Professor discusses politics and the media
On Wednesday night, an unexpected sound came from Smith 120 — laughter. An amused crowd of students and residents could hardly contain their chuckling as a segment from “The Daily Show with Jon Stewart” played from the overhead projector.
Paul Brewer, a professor of communications, political science and international relations, grinned from the podium. He then went on to reveal that this kind of light-hearted comedy can create a serious impact in the world of politics.
“There is good evidence that learning does happen while watching [late-night] comedy shows,” Brewer said.
He noted that shows like “The Daily Show” and “Hannity” can influence viewers’ perception of a candidate.

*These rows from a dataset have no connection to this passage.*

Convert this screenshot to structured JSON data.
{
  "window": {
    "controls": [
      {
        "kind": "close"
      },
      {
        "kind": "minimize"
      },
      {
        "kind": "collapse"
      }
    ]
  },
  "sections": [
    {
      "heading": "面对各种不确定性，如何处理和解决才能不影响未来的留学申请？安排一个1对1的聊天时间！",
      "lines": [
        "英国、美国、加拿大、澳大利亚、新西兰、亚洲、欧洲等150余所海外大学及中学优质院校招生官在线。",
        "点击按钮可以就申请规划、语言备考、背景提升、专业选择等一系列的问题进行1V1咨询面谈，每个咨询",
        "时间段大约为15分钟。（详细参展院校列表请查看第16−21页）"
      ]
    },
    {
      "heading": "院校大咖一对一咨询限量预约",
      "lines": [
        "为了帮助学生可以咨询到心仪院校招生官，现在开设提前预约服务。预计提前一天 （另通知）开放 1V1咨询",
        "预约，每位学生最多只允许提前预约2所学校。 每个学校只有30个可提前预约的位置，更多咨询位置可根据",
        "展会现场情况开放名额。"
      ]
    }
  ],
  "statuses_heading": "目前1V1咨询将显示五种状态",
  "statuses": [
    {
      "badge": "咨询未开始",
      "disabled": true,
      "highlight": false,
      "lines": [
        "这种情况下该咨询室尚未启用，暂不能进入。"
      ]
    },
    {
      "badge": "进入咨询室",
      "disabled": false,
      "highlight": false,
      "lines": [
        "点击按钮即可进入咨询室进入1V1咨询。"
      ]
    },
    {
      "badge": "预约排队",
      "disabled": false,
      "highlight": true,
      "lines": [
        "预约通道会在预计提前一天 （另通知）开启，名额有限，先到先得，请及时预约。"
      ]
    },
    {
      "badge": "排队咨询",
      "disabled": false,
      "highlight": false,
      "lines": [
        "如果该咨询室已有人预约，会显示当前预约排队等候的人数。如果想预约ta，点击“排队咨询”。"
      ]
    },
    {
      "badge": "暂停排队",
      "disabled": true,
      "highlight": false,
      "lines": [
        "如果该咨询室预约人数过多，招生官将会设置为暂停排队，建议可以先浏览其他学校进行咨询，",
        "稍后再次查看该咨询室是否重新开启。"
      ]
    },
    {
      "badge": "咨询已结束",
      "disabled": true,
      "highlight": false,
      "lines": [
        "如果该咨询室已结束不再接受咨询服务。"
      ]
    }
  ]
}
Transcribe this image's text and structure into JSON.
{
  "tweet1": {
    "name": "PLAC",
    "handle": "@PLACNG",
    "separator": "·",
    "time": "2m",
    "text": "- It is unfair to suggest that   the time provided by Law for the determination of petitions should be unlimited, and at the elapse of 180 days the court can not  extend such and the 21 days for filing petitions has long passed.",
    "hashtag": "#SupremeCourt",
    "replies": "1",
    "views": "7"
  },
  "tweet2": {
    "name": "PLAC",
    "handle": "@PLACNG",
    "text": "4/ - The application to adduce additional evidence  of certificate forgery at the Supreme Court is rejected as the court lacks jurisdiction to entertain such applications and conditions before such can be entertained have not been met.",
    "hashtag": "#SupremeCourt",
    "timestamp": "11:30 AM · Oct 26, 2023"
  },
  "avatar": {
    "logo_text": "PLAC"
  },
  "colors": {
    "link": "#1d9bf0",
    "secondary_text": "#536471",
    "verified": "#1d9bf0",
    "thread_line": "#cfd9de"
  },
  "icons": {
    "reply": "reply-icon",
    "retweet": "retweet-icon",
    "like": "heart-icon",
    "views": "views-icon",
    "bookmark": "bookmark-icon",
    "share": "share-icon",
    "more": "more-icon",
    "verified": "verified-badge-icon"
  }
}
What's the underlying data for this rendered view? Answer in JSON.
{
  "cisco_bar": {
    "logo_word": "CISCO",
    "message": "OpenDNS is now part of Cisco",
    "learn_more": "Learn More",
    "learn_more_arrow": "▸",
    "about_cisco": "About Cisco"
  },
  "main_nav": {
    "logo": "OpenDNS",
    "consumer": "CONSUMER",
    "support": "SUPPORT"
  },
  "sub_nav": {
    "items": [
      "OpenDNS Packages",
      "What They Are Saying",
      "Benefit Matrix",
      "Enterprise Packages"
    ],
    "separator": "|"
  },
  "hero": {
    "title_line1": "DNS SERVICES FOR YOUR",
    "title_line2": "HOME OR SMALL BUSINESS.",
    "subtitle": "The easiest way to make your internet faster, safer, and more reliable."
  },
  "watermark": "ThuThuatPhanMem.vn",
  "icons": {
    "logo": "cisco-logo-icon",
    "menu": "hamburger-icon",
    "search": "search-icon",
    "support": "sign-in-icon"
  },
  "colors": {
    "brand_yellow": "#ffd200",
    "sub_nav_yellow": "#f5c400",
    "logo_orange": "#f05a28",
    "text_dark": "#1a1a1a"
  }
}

“People don’t like voting for losers,” Brewer said. “If they don’t think a candidate has a chance of winning, they won’t vote for them.”
In addition to cracking jokes about presidential candidates, Brewer explained late night comedy can also educate viewers on political issues. Stephen Colbert of “The Colbert Report” had an extended segment on super PACs where he still maintained a level of humor, but also subtly informed the public about what PACs were and how they affect politics.
Brewer also noted that late-night comedians can take on the role of political advocate, but it has to be kept to a minimum. He compared late-night comedians to “court-jesters” who can say what others cannot get away with.
“Too much advocacy, however, can take away from the comedy,” he said.
The lack of advocacy can also be seen as a potential concern. Brewer referenced a Pew Research Center survey that revealed of those who watched TV for political coverage, 25 percent relied exclusively on late-night talk shows. He admitted that while “people can learn from late-night [television]” this does not mean it is a reliable source for any and all information pertaining to politics.
After showing a “Saturday Night Live” skit about the 2016 democratic debates, Brewer addressed the fact that late-night TV hosts tend to focus more on presidential nominees than any other politicians. Their shows also focus primarily on personality and not ideology.
He compared this to how late-night comedians act when they actually bring the candidates on air. Brewer said they tend to be milder and throw “softball” questions instead of making their guest address “hardball” issues. He also said that the appearances are usually to improve a politician’s likability, not discuss policies.
The lecture was brought to a close with a Q&A, where Brewer answered questions related to manipulation of the media, media framing and the backlash late-night comedy faces.
On Oct. 12, Jennifer Lambe, the second speaker of the political communication lecture series, will discuss the topic of hate speech during the 2016 election.